WASHINGTON — With Donald Trump present for the first time in months, federal appeals court judges in Washington expressed deep skepticism Tuesday that the former president was immune from prosecution on charges that he plotted to overturn the results of the 2020 election.


The panel of three judges, two of whom were appointed by President Joe Biden, also questioned whether they had jurisdiction to consider the appeal at this point in the case, raising the prospect that Trump’s effort could be dismissed.


During lengthy arguments, the judges repeatedly pressed Trump’s lawyer to defend claims that Trump was shielded from criminal charges for acts that he says fell within his official duties as president. That argument was rejected last month by the lower-court judge overseeing the case against Trump, and the appeals judges suggested through their questions that they, too, were dubious that the Founding Fathers envisioned absolute immunity for presidents after they leave office.


“I think it’s paradoxical to say that his constitutional duty to take care that the laws be faithfully executed allows him to violate criminal law,” said Judge Karen LeCraft Henderson, an appointee of former President George H.W. Bush.

The outcome carries enormous ramifications both for the landmark criminal case against Trump and for the broader, and legally untested, question of whether an ex-president can be prosecuted for acts committed in the White House.

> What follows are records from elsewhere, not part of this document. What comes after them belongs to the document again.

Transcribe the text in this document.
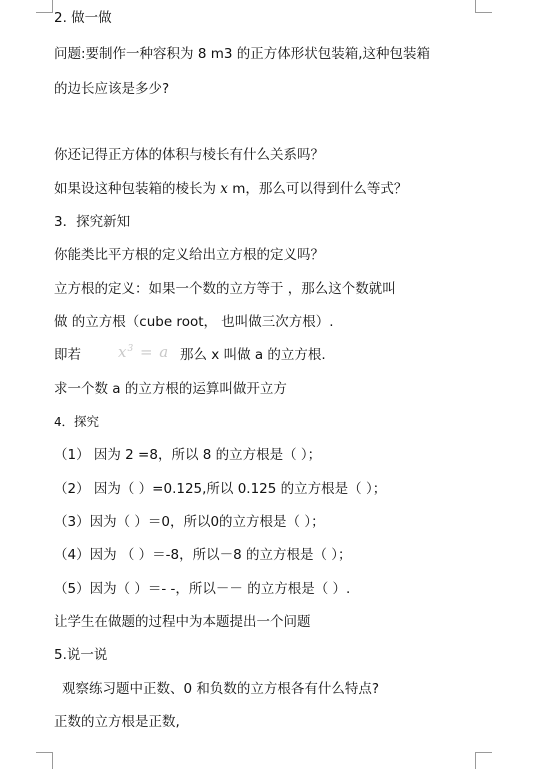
2. 做一做
问题:要制作一种容积为 8 m3 的正方体形状包装箱,这种包装箱
的边长应该是多少?
你还记得正方体的体积与棱长有什么关系吗？
如果设这种包装箱的棱长为 x m，那么可以得到什么等式？
3．探究新知
你能类比平方根的定义给出立方根的定义吗？
立方根的定义：如果一个数的立方等于 ，那么这个数就叫
做 的立方根（cube root， 也叫做三次方根）.
即若 $x^3 = a$ 那么 x 叫做 a 的立方根.
求一个数 a 的立方根的运算叫做开立方
4．探究
（1） 因为 2 =8，所以 8 的立方根是（ ）；
（2） 因为（ ）=0.125,所以 0.125 的立方根是（ ）；
（3）因为（ ）＝0，所以0的立方根是（ ）；
（4）因为 （ ）＝-8，所以－8 的立方根是（ ）；
（5）因为（ ）＝- -，所以－－ 的立方根是（ ）.
让学生在做题的过程中为本题提出一个问题
5.说一说
观察练习题中正数、0 和负数的立方根各有什么特点?
正数的立方根是正数,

It will also likely set the stage for further appeals before the U.S. Supreme Court, which last month declined a request to weigh in but could still get involved later.

A swift decision is crucial for special counsel Jack Smith and his team, who are eager to get the case — now paused pending the appeal — to trial before the November election. But Trump’s lawyers, in addition to seeking to get the case dismissed, are hoping to benefit from a protracted appeals process that could delay the trial well past its scheduled March 4 start date, including until potentially after the election.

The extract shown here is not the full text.